Facs pour tous, la fin d’un mythe

Noémie Lair, Apolline Merle et Nicolas Tavares

Facs pour tous, la fin d’un mythe

Facs pour tous, la fin d’un mythe

Noémie Lair, Apolline Merle et Nicolas Tavares
15 février 2016

À la rentrée 2015, quelques 300 000 nouveaux étudiants ont rejoint les bancs des universités, soit 65 000 de plus que l’an passé. Conséquence, elles ont du mal à accueillir tous les bacheliers. Pour faire face à cette vague d’inscriptions, certaines ont décidé d’instaurer une sélection. Le gouvernement, lui, encourage la poursuite d’études mais sans accorder les moyens suffisants. Des contradictions qui fragilisent tout un système.

L'université victime de son succès

Jusqu'en 2022, 121 200 étudiants supplémentaires sont attendus à l'université.

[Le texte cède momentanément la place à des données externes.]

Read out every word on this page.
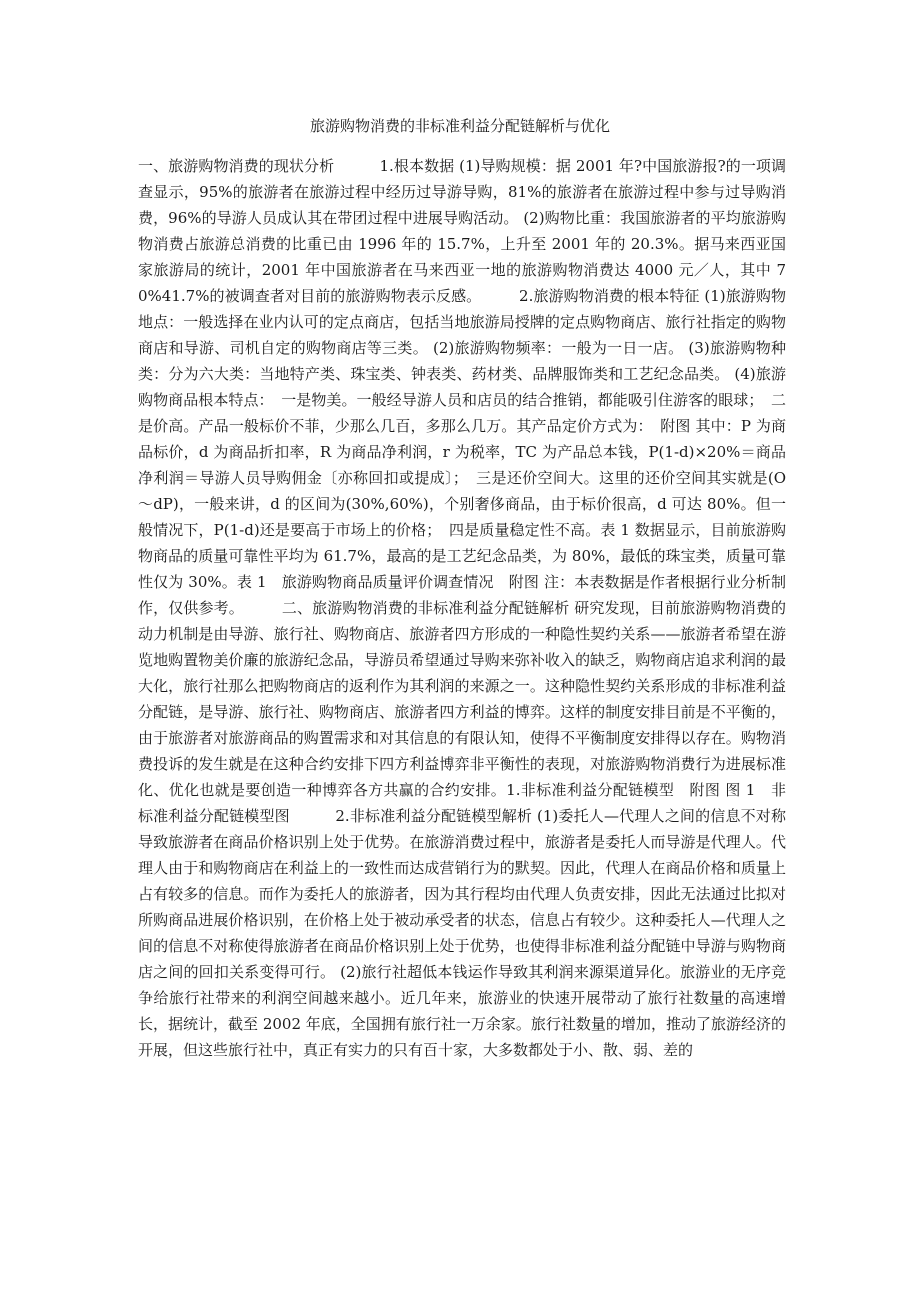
旅游购物消费的非标准利益分配链解析与优化

一、旅游购物消费的现状分析　　　1.根本数据 (1)导购规模：据 2001 年?中国旅游报?的一项调查显示，95%的旅游者在旅游过程中经历过导游导购，81%的旅游者在旅游过程中参与过导购消费，96%的导游人员成认其在带团过程中进展导购活动。 (2)购物比重：我国旅游者的平均旅游购物消费占旅游总消费的比重已由 1996 年的 15.7%，上升至 2001 年的 20.3%。据马来西亚国家旅游局的统计，2001 年中国旅游者在马来西亚一地的旅游购物消费达 4000 元／人，其中 70%41.7%的被调查者对目前的旅游购物表示反感。　　　2.旅游购物消费的根本特征 (1)旅游购物地点：一般选择在业内认可的定点商店，包括当地旅游局授牌的定点购物商店、旅行社指定的购物商店和导游、司机自定的购物商店等三类。 (2)旅游购物频率：一般为一日一店。 (3)旅游购物种类：分为六大类：当地特产类、珠宝类、钟表类、药材类、品牌服饰类和工艺纪念品类。 (4)旅游购物商品根本特点：　一是物美。一般经导游人员和店员的结合推销，都能吸引住游客的眼球；　二是价高。产品一般标价不菲，少那么几百，多那么几万。其产品定价方式为：　附图 其中：P 为商品标价，d 为商品折扣率，R 为商品净利润，r 为税率，TC 为产品总本钱，P(1-d)×20%＝商品净利润＝导游人员导购佣金〔亦称回扣或提成〕；　三是还价空间大。这里的还价空间其实就是(O～dP)，一般来讲，d 的区间为(30%,60%)，个别奢侈商品，由于标价很高，d 可达 80%。但一般情况下，P(1-d)还是要高于市场上的价格；　四是质量稳定性不高。表 1 数据显示，目前旅游购物商品的质量可靠性平均为 61.7%，最高的是工艺纪念品类，为 80%，最低的珠宝类，质量可靠性仅为 30%。表 1　旅游购物商品质量评价调查情况　附图 注：本表数据是作者根据行业分析制作，仅供参考。　　　二、旅游购物消费的非标准利益分配链解析 研究发现，目前旅游购物消费的动力机制是由导游、旅行社、购物商店、旅游者四方形成的一种隐性契约关系——旅游者希望在游览地购置物美价廉的旅游纪念品，导游员希望通过导购来弥补收入的缺乏，购物商店追求利润的最大化，旅行社那么把购物商店的返利作为其利润的来源之一。这种隐性契约关系形成的非标准利益分配链，是导游、旅行社、购物商店、旅游者四方利益的博弈。这样的制度安排目前是不平衡的，由于旅游者对旅游商品的购置需求和对其信息的有限认知，使得不平衡制度安排得以存在。购物消费投诉的发生就是在这种合约安排下四方利益博弈非平衡性的表现，对旅游购物消费行为进展标准化、优化也就是要创造一种博弈各方共赢的合约安排。1.非标准利益分配链模型　附图 图 1　非标准利益分配链模型图　　　2.非标准利益分配链模型解析 (1)委托人—代理人之间的信息不对称导致旅游者在商品价格识别上处于优势。在旅游消费过程中，旅游者是委托人而导游是代理人。代理人由于和购物商店在利益上的一致性而达成营销行为的默契。因此，代理人在商品价格和质量上占有较多的信息。而作为委托人的旅游者，因为其行程均由代理人负责安排，因此无法通过比拟对所购商品进展价格识别，在价格上处于被动承受者的状态，信息占有较少。这种委托人—代理人之间的信息不对称使得旅游者在商品价格识别上处于优势，也使得非标准利益分配链中导游与购物商店之间的回扣关系变得可行。 (2)旅行社超低本钱运作导致其利润来源渠道异化。旅游业的无序竞争给旅行社带来的利润空间越来越小。近几年来，旅游业的快速开展带动了旅行社数量的高速增长，据统计，截至 2002 年底，全国拥有旅行社一万余家。旅行社数量的增加，推动了旅游经济的开展，但这些旅行社中，真正有实力的只有百十家，大多数都处于小、散、弱、差的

Deux semaines de vacances supplémentaires, tout le monde en rêve. Les étudiants en sciences et techniques des activités sportives et physiques (Staps) de Clermont-Ferrand, en gardent eux un mauvais souvenir. Lors de la rentrée 2015, l’équipe pédagogique a démissionné pour protester contre la dégradation des conditions d’enseignement et le manque de moyens. L’université avait déjà cherché à diminuer le nombre de ses étudiants en refusant les titulaires de baccalauréats professionnels. Cela n’a pas suffi, il y avait foule dans les amphis dès la première année (L1). Pour couronner le tout, « certains de ceux qui avaient été refusés assistaient quand même aux cours pour montrer qu’ils étaient motivés et essayer de récupérer une place », témoigne Luca, 18 ans, en L1 de Staps.

Une situation qui n’est pas unique en France. À Dijon, la filière sportive de l’université de Bourgogne, victime de son succès, souffre des mêmes symptômes. Pour suivre un cours, Antoine a dû « s’asseoir par terre, dos au tableau ». Il a préféré quitter la salle. « Il y a des limites », s’indigne-t-il.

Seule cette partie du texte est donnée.